I bring to you a tale of joy, of plugins, of bald women and a tinge of disappointment. You’ll laugh, you’ll cry. You’ll shout out “Get on with it you lazy bastard, we’ve been waiting a week and a bloody half for you to post anything!”
I will be suitably reproached and continue with a little less bombast. In the past few days I’ve actually had a spurt of productivity, finding out in the process that two useful indicators of my productivity are:
- the number of tabs I have open, and
- the number of items I have sitting on my desktop.
As I currently stand at 14 tabs and 17 icons, I can say things are looking reasonable from a productivity perspective. I have also scrapped the WordPress default ‘Kubrick’ theme in order to pursue my goal of complete semantic purity,
<small> elements be damned!
In addition to this rather ambitious goal of setting up a theme from scratch, I’m planning on adding in enough extras to make Peter Jackson feel faint and have to take a lie down. The current list stands as follows:
- Flickr feeds (depending on whether they make the interface look cluttered)
- del.icio.us integration for linkrolling
- Post tagging
There’s also another extra I’m considering, but I’m keeping that one under wraps for the moment: got to leave something to keep you interested.
If you know what Gravatars, Flickr and del.icio.us are, the first three should be self-explanatory: if you don’t, they’re managers for avatars, photos and favourites respectively. As to tagging, I find the current WordPress category system rather ill-suited to my needs as my posts ramble sufficiently that they don’t often fit neatly into any obvious category structure without greatly expanding the number of categories. Hence I’m planning on doing precisely that with a Flickresque tagging system. As this idea occurred to me while I was in bed (and thus unwilling to get myself back out of bed and check around) I spent a fair while working out how I would implement a plugin to do this and no time at all checking to see what solutions were available.
Of course, the following morning I found out that someone had already implemented a solution using pretty much the same structure I was thinking of using. Downloaded, played around. Found out that the plugin is quite good, however the API isn’t as broad as I’d like, not to mention having hard-coded
target tags (now deprecated) in links. It also requires fiddling around with the core WordPress code, something which is discouraged as it mucks around with upgrades. Noting that the plugin hasn’t been updated in a few months, I think this is my chance to brush up on my coding, get familiar with the WordPress internals, develop a plugin and maybe even gain some recognition in the community by improving on the plugin.

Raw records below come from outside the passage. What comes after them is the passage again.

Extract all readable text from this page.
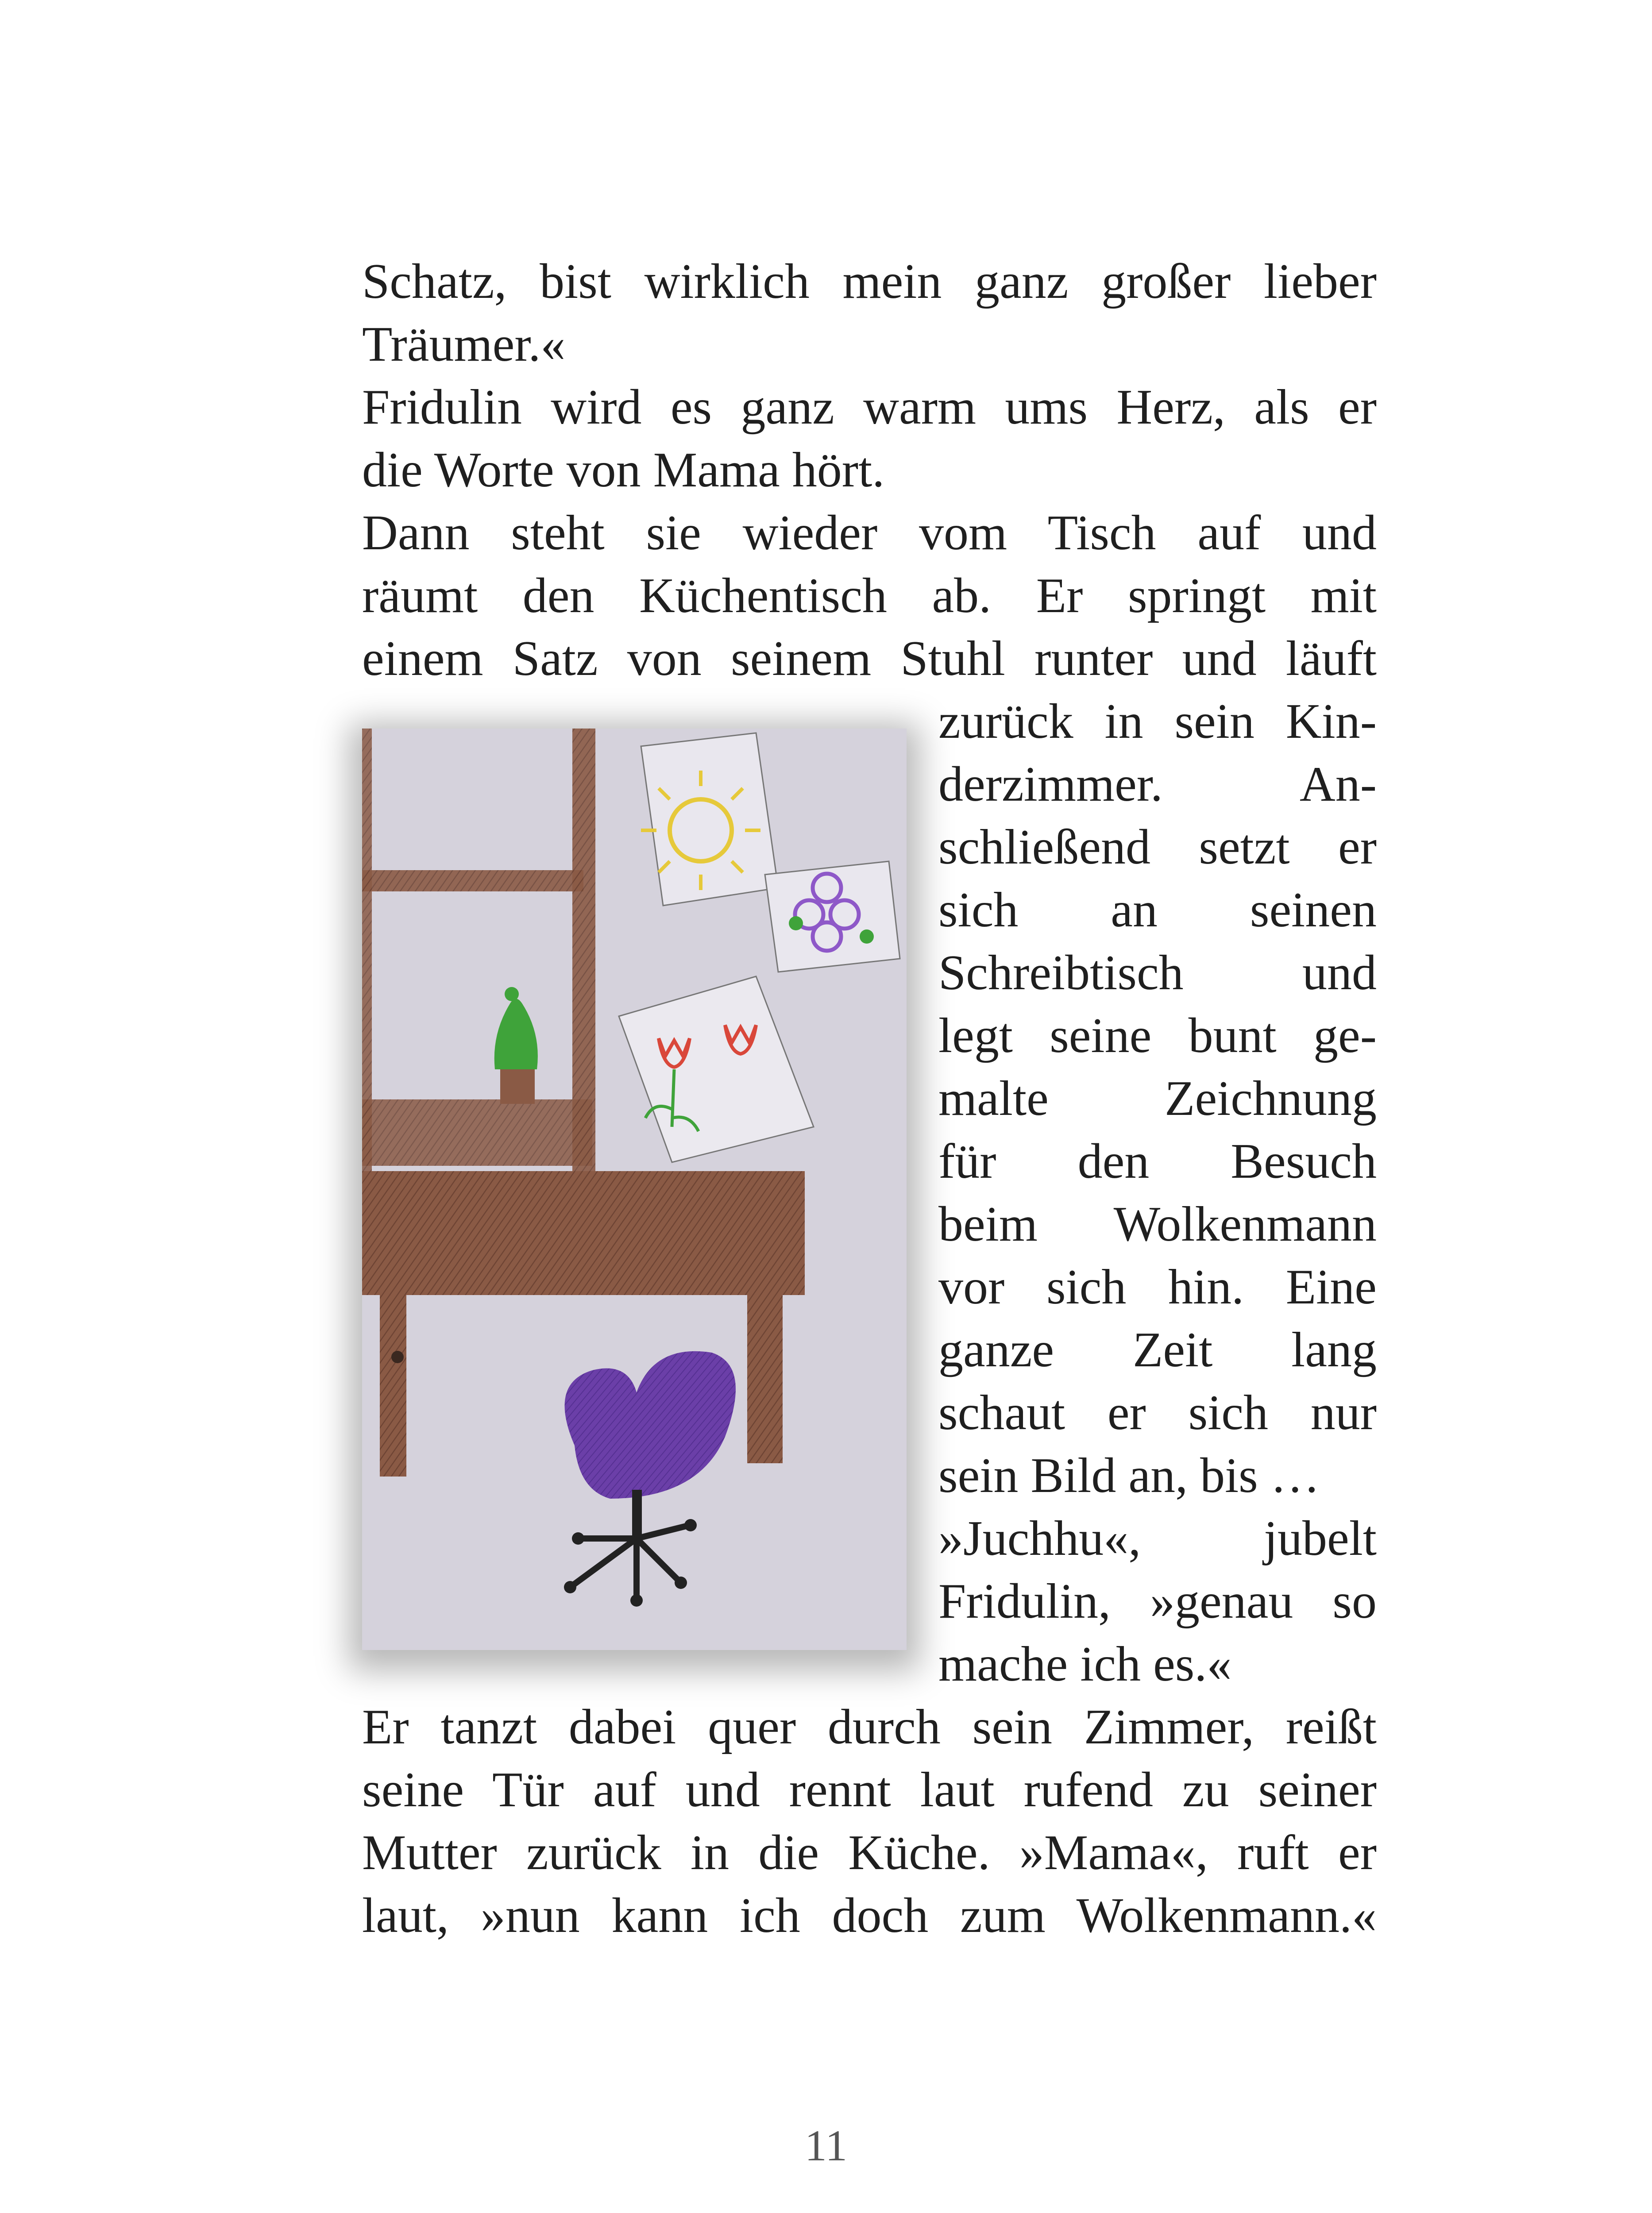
Schatz, bist wirklich mein ganz großer lieber
Träumer.«
Fridulin wird es ganz warm ums Herz, als er
die Worte von Mama hört.
Dann steht sie wieder vom Tisch auf und
räumt den Küchentisch ab. Er springt mit
einem Satz von seinem Stuhl runter und läuft
zurück in sein Kin-
derzimmer. An-
schließend setzt er
sich an seinen
Schreibtisch und
legt seine bunt ge-
malte Zeichnung
für den Besuch
beim Wolkenmann
vor sich hin. Eine
ganze Zeit lang
schaut er sich nur
sein Bild an, bis …
»Juchhu«, jubelt
Fridulin, »genau so
mache ich es.«
Er tanzt dabei quer durch sein Zimmer, reißt
seine Tür auf und rennt laut rufend zu seiner
Mutter zurück in die Küche. »Mama«, ruft er
laut, »nun kann ich doch zum Wolkenmann.«
11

Continuing the pattern, this sense of joy lasts for about half an hour before I find out that someone else has already implemented a slightly more comprehensive tagging plugin with the wonderful name of Ultimate Tag Warrior!
From my initial play-around this seems to be a lovely plugin with custom options pages, automagic setup, the lot. The selection of functions looks pretty good as well, but only time and prodding will tell if it’s sufficient for what I need.
“Hold on just a minute,” you say at this point, “where do the bald women come into this?” Well, the developer of UTW is a woman from New Zealand with less hair than most. See? It all makes sense now.
In theory, I have a point with all this. In fact, I have several (cure another list):
- If you think of a project which sounds like it would be really useful and you can’t imagine why no-one’s coded it already, someone’s coded it already.
- Hot damn, I’ve written a lot!
- We need more girl geeks in this world: we should not be in a situation where I am surprised that a WordPress plugin author happens to be female. That said, she’s not the first I’ve encountered.
On that note, goodnight all. Hopefully either I shall post again soon or that post will be so long that you’ll be sated for at least another week.